DDR-Israel durch Bonn verzögert?

■ Heute beginnnen in Kopenhagen Vorverhandlungen über diplomatische Beziehungen und Entschädigungsleistungen

Tel Aviv (taz) - Die DDR verhandelt seit gestern in Kopenhagen mit der israelischen Regierung über die Aufnahme von diplomatischen Beziehungen. Zu den zweitägigen Gesprächen trafen sich der DDR-Botschafter Hans Naumann und der Berater des israelischen Außenministers Michael Schilo.

Im Jerusalemer Außenministerium wird betont, es handele sich lediglich um ein Treffen „auf mittlerer Beamtenebene“ und mit einer raschen Entscheidung sei vorerst nicht zu rechnen. Als Bedingung für die Aufnahme diplomatischer Beziehungen hat Israel wiederholt von der DDR-Regierung die Anerkennung einer Mitschuld am Holocaust und Entschädigungszahlungen an den Staat Israel - nicht an Einzelpersonen - gefordert. Außenminister Netanjahu legt deshalb Wert darauf, das gesamte jüdische Volk zu repräsentieren. Tatsächlich aber vertritt die New Yorker Claims Conference die jüdischen Interessen in Deutschland.

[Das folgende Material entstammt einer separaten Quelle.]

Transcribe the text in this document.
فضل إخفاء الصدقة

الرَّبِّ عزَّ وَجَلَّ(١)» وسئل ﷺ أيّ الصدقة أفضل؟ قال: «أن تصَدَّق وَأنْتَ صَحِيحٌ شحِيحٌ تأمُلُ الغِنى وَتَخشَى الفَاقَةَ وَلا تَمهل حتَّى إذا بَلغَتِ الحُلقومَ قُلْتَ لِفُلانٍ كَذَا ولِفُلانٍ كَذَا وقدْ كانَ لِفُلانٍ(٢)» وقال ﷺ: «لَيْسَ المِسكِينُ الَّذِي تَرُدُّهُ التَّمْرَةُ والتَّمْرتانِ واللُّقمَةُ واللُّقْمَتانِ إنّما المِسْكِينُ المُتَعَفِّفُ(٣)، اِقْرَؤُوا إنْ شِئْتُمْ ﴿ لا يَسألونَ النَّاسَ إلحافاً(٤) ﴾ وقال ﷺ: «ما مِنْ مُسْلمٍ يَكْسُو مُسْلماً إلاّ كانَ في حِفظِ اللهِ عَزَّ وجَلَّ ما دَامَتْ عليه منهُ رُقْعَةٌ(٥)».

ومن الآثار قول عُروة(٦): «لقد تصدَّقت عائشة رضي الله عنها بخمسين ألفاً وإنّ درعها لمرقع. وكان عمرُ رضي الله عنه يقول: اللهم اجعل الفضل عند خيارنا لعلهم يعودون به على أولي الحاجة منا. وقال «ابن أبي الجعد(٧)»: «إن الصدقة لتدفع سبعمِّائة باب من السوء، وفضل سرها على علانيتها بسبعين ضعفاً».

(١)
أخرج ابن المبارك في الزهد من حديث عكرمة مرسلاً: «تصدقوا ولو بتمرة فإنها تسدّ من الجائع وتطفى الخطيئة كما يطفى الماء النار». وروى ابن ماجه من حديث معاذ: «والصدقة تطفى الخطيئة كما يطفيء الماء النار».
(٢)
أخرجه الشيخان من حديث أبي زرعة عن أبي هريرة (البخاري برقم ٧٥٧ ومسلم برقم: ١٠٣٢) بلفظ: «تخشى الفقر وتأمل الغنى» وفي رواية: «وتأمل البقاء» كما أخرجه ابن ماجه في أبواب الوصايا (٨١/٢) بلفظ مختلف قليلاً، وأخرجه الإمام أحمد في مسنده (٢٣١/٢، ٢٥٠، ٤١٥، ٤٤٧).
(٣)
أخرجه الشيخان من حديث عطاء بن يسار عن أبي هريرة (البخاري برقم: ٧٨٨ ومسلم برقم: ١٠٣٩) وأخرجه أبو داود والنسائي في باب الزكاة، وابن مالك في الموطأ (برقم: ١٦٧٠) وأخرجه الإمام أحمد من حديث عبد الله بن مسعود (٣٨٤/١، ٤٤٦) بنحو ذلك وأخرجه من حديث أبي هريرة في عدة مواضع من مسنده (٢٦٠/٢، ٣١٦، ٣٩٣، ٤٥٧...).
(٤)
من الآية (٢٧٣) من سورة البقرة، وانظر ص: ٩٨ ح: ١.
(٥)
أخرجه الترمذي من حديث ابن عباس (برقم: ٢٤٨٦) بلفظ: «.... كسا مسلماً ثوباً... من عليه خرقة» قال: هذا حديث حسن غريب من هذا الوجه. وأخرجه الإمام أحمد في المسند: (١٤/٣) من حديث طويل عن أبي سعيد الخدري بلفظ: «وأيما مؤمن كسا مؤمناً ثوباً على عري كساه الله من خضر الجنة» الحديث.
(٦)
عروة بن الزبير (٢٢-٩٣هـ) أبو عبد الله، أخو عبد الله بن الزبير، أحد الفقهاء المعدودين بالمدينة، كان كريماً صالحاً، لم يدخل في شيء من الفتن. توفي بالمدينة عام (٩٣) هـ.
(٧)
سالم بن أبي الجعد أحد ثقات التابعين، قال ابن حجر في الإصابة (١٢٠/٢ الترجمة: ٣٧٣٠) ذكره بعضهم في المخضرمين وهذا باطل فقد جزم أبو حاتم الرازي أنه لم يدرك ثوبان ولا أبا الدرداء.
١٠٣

Nach Informationen der 'Jerusalem Post‘ versucht die Bonner Bundesregierung, die Herstellung voller diplomatischer Beziehungen der DDR zu Israel zu „verlangsamen“. Nach einem Bericht dieser Zeitung hat die Bundesregierung Israel gebeten, den Zeitpunkt der Aufnahme von Beziehungen zur DDR bis nach den Wahlen in der DDR zu verschieben. Die Wahlen sollten erst zeigen, ob die DDR-Bevölkerung mehrheitlich für eine Wiedervereinigung stimme. Kanzlerberater Horst Telschik soll dieses Anliegen bereits in mehreren Gesprächen dem israelischen Botschafter in Bonn, Benny Navon, vorgetragen haben.

Das Interesse der DDR-Regierung ist es dem Bericht zufolge, mit der sofortigen Aufnahme der Beziehungen den Forderung nach Wiedervereinigung entgegenzu

treten.

Entgegen der amtlichen Darstellung, nach der es sich in Kopenhagen nur um „Vorverhandlungen“ handelt, ist aus israelichen Regierungskreisen zu hören, daß die DDR eine Mitverantwortung an den Verbrechen des nationalsozialistischen Staates anerkennt und Entschädigungszahlungen prinzipiell leisten will.